09:27pm Sunday 24 September 2017

Clinic removes barriers to rehabilitation

This will be Australia’s first telerehabilitation clinic, and among the first in the world.

It could be a truck driver with a bad back or a remote-area child struggling to speak or read. It could be a grandmother suffering from Parkinson’s disease or a sports competitor with a debilitating injury.

The possible beneficiaries of the ground-breaking University of Queensland Telerehabilitation Clinic are limited only by imagination – and certainly not by geography or mobility.

Professor Deborah Theodoros and Associate Professor Trevor Russell of the School of Health and Rehabilitation Sciences say this week’s launch of the $500,000 clinic heralds the latest step in the digital health revolution.

“More than a third of Australians live outside metropolitan areas, and they generally suffer poorer health and lower life expectancy than their city counterparts,” Professor Theodoros said.

“Poor access to timely and adequate healthcare leads to lower quality of life.

“Telerehabilitation combats this by reducing time and travel requirements, and connecting patients via telecommunication technology.
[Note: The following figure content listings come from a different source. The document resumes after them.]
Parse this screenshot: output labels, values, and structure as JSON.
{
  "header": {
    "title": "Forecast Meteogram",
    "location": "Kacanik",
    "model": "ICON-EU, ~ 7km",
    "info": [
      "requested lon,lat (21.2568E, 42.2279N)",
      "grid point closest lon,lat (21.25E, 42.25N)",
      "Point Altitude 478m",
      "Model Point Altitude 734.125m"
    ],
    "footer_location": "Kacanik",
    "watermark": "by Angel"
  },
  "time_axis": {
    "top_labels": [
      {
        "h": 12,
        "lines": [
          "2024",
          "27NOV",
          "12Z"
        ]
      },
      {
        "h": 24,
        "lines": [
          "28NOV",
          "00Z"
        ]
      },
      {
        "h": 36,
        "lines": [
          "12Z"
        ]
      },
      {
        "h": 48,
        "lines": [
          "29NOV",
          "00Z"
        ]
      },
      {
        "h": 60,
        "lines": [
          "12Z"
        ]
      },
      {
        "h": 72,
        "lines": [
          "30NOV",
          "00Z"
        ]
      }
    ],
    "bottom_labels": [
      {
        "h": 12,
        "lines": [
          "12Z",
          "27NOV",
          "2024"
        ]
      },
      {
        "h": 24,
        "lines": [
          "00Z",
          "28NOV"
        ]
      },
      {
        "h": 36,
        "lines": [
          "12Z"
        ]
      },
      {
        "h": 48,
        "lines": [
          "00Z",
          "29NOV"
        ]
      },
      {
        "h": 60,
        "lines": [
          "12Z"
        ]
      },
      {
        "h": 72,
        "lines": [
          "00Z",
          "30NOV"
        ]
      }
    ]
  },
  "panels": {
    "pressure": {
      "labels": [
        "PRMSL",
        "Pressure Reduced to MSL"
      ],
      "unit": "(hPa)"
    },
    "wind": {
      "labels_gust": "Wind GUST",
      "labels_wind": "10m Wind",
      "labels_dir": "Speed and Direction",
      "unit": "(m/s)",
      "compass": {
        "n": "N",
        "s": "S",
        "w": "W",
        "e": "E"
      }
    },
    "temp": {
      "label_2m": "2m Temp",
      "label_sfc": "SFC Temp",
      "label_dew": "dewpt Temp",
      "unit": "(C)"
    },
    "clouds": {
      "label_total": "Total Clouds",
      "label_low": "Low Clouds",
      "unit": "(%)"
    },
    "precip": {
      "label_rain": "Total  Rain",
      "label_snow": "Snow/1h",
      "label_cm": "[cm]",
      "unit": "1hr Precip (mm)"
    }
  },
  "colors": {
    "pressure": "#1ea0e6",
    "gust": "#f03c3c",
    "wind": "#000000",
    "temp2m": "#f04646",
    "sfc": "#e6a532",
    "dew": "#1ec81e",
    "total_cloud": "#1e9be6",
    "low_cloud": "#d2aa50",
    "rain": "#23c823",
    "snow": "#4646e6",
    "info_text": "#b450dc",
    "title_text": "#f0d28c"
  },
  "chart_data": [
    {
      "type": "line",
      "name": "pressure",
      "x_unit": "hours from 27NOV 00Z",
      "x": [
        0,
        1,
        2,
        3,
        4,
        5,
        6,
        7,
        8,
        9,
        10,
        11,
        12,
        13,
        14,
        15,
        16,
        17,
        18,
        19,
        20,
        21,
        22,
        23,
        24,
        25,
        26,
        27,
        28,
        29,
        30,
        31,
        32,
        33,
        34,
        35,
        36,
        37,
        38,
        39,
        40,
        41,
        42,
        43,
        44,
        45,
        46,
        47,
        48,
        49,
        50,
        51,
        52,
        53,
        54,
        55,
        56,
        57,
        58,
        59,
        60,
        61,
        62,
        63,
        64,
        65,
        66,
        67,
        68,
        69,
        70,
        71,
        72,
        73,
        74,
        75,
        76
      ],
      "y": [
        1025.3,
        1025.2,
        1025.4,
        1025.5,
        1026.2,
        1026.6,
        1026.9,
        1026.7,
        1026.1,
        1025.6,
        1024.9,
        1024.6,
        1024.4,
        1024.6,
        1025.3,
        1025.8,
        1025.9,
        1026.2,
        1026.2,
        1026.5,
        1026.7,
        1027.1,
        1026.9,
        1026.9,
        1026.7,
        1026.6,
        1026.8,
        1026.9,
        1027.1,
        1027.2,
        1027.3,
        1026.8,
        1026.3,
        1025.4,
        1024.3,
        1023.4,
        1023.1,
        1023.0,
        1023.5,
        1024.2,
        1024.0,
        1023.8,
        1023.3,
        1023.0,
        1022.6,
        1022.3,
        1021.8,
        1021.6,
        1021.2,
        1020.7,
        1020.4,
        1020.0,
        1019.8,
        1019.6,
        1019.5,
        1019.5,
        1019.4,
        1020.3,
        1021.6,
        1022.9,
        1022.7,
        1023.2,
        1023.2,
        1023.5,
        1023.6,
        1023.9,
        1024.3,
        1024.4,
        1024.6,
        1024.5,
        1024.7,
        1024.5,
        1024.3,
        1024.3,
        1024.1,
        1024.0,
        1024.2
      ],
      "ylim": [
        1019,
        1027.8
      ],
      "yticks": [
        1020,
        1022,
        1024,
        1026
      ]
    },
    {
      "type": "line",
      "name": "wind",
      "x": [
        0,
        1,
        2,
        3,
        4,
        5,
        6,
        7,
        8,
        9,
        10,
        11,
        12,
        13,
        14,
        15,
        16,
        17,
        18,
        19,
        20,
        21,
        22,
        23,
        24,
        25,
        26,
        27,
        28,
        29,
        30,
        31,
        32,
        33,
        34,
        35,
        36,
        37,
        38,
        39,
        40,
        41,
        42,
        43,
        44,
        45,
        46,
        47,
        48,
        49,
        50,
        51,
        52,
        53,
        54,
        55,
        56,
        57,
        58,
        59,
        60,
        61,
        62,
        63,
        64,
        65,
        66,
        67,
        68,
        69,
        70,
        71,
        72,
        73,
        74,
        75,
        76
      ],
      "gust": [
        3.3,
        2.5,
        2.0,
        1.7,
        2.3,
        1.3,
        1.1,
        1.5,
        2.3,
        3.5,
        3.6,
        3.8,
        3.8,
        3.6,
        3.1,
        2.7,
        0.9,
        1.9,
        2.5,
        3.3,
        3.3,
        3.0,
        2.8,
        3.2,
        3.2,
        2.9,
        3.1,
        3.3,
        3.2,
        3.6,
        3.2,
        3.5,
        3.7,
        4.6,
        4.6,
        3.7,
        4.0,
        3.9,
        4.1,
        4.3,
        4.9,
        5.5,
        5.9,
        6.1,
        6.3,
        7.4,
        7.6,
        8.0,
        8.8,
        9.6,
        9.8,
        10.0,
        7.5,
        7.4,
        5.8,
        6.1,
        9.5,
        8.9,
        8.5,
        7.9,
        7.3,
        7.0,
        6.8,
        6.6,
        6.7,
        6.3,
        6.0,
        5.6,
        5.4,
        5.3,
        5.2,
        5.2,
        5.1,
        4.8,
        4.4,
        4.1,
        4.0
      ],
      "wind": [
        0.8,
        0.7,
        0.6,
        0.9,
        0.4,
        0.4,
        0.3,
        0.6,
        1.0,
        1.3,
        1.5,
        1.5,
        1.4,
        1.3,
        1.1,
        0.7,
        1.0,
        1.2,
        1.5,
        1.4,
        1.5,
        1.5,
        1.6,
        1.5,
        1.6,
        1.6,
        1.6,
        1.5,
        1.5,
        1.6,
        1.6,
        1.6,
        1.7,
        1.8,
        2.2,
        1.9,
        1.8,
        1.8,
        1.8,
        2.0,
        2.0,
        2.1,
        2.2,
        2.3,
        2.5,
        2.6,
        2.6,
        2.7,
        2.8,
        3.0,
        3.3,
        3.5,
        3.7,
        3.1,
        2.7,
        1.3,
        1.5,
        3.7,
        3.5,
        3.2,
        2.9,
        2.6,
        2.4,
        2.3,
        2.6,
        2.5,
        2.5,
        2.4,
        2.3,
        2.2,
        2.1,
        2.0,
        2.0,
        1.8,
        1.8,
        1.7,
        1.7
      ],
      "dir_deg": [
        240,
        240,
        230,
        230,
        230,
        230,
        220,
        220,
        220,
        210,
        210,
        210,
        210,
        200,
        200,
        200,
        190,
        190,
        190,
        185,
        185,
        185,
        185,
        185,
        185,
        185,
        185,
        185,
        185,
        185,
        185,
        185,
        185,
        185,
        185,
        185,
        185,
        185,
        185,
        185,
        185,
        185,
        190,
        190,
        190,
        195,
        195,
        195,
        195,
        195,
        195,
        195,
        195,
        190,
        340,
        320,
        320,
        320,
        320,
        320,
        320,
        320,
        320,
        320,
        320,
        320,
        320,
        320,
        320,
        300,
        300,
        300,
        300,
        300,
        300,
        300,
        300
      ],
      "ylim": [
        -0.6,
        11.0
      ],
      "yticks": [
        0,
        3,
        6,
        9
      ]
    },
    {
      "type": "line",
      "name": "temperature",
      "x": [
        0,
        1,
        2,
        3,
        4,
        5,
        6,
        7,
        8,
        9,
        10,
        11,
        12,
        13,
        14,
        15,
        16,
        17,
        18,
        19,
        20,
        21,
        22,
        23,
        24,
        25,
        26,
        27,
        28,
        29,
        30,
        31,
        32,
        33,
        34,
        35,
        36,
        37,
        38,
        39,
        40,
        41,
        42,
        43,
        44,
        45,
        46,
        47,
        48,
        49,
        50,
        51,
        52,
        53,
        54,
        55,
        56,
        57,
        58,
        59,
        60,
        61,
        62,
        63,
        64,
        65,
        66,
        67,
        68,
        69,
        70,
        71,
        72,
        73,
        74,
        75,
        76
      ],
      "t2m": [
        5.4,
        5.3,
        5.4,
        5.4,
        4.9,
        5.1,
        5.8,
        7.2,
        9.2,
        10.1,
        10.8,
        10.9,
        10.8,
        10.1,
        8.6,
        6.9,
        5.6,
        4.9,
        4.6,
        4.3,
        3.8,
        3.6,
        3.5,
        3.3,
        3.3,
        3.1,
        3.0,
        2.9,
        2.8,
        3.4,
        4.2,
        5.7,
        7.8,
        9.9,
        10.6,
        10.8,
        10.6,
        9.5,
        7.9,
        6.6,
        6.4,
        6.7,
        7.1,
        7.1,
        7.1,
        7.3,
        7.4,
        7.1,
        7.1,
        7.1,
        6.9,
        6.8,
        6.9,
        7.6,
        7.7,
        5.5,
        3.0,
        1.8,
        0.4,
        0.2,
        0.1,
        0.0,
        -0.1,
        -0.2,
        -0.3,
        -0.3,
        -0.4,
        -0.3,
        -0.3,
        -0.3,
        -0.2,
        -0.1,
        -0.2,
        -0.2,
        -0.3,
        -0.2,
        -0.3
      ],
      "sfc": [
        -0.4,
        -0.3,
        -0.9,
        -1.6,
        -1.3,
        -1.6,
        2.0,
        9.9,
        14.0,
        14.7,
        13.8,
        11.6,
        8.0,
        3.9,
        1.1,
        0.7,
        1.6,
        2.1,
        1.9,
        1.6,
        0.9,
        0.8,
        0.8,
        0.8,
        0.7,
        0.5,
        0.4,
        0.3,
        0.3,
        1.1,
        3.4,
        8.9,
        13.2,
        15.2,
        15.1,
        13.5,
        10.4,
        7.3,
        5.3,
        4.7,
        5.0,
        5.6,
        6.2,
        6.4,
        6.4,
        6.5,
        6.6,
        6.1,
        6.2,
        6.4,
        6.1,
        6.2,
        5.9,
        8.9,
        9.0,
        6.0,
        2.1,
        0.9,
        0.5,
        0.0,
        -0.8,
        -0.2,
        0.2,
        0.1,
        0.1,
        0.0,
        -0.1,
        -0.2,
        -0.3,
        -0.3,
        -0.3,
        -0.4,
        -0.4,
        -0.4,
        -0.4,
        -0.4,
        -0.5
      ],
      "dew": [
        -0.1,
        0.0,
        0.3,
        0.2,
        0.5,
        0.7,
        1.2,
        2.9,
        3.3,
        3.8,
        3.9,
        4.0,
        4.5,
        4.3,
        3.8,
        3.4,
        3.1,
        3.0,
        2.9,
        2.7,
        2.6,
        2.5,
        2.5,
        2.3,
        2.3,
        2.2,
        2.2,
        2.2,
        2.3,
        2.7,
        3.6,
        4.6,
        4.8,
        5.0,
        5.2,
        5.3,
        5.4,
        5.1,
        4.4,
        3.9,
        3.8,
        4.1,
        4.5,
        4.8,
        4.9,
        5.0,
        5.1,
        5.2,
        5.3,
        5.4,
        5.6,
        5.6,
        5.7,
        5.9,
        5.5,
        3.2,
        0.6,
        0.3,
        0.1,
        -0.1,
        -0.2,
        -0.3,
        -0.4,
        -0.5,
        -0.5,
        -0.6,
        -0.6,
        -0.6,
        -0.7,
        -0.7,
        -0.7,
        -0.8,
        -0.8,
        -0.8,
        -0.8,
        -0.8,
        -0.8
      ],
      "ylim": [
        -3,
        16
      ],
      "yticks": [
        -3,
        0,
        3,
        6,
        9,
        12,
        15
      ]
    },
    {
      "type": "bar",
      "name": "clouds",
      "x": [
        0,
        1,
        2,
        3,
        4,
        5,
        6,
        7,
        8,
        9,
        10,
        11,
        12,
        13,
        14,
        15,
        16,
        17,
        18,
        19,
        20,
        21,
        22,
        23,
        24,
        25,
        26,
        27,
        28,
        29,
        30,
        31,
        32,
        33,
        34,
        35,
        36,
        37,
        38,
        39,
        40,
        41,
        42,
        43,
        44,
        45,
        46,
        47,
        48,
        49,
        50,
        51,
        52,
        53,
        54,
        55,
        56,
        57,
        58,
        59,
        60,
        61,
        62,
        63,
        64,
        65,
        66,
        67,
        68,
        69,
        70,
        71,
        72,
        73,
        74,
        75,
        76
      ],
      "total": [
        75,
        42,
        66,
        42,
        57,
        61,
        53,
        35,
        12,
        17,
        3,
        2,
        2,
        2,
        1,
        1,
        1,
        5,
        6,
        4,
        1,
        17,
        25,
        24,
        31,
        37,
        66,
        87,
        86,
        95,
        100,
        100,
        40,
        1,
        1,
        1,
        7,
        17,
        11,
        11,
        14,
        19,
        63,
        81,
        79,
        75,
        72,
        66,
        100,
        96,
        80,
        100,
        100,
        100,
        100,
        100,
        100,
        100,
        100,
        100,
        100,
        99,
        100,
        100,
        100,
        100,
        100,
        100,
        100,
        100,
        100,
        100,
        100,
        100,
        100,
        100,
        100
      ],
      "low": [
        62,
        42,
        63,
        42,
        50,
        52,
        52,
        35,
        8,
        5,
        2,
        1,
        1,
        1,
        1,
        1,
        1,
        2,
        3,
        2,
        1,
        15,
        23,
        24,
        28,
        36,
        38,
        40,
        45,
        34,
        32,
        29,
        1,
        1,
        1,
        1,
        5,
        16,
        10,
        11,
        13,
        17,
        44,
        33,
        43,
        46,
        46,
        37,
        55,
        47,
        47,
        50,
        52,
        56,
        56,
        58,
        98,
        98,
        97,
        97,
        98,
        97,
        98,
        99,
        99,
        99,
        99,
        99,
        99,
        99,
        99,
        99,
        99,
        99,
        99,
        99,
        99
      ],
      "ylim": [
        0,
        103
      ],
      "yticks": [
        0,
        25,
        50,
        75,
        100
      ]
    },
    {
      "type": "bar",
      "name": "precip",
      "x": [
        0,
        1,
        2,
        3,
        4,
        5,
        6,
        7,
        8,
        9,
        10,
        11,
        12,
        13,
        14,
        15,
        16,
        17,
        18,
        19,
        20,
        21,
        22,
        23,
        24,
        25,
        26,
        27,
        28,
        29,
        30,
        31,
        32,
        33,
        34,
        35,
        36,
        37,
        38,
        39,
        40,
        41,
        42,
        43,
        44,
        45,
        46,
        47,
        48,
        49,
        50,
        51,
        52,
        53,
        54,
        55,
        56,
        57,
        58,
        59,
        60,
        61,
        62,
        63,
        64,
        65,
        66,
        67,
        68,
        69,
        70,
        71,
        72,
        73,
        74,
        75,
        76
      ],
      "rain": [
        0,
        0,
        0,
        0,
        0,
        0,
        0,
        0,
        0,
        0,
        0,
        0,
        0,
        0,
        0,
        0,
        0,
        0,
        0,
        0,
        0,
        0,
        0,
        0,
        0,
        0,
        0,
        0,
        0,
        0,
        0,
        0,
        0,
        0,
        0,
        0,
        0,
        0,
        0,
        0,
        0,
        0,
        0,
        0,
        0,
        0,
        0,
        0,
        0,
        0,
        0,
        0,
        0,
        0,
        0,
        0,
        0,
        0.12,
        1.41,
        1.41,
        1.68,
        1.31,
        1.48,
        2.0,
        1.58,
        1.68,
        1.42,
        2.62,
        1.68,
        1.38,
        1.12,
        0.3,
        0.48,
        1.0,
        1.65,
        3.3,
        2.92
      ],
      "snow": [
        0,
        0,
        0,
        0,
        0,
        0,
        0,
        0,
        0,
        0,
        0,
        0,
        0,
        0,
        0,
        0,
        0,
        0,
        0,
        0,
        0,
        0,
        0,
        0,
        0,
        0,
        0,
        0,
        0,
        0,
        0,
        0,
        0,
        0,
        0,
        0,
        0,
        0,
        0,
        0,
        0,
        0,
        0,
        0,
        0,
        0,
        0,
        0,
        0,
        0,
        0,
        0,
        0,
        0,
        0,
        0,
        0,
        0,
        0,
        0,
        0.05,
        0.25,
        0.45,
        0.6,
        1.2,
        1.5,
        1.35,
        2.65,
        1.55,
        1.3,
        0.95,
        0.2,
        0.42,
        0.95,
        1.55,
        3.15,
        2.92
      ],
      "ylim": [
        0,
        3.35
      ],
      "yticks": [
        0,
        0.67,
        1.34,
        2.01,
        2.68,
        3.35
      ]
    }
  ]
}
“From their home, school or community centre, people can access a service which has been developed by some of the world’s leading experts.”

The clinic will work with people suffering physical disability, musculoskeletal pain, and speech and language disorders.

It will be Australia’s first telerehabilitation clinic, and among the first in the world.

Research shows that assessments and therapy via telecommunication are equivalent to traditional clinical encounters,” Dr Russell said.

“All that patients require is a computer, iPad or laptop, as well as a reasonable internet connection such as ADSL or 3G mobile internet.

“There will be some capacity for loans for individuals and community groups that don’t have suitable equipment.”

The clinic has been made possible in part by a $1 million philanthropic grant by The Bowness Family Foundation.

Mr Bill Bowness, now chairman of the Wilbow Group investment company, is a UQ graduate who overcame financial hardship and a severe stutter to forge a successful career.

The clinic will enhance the education of  health and rehabilitation science students by exposing them to the next generation of health care delivery.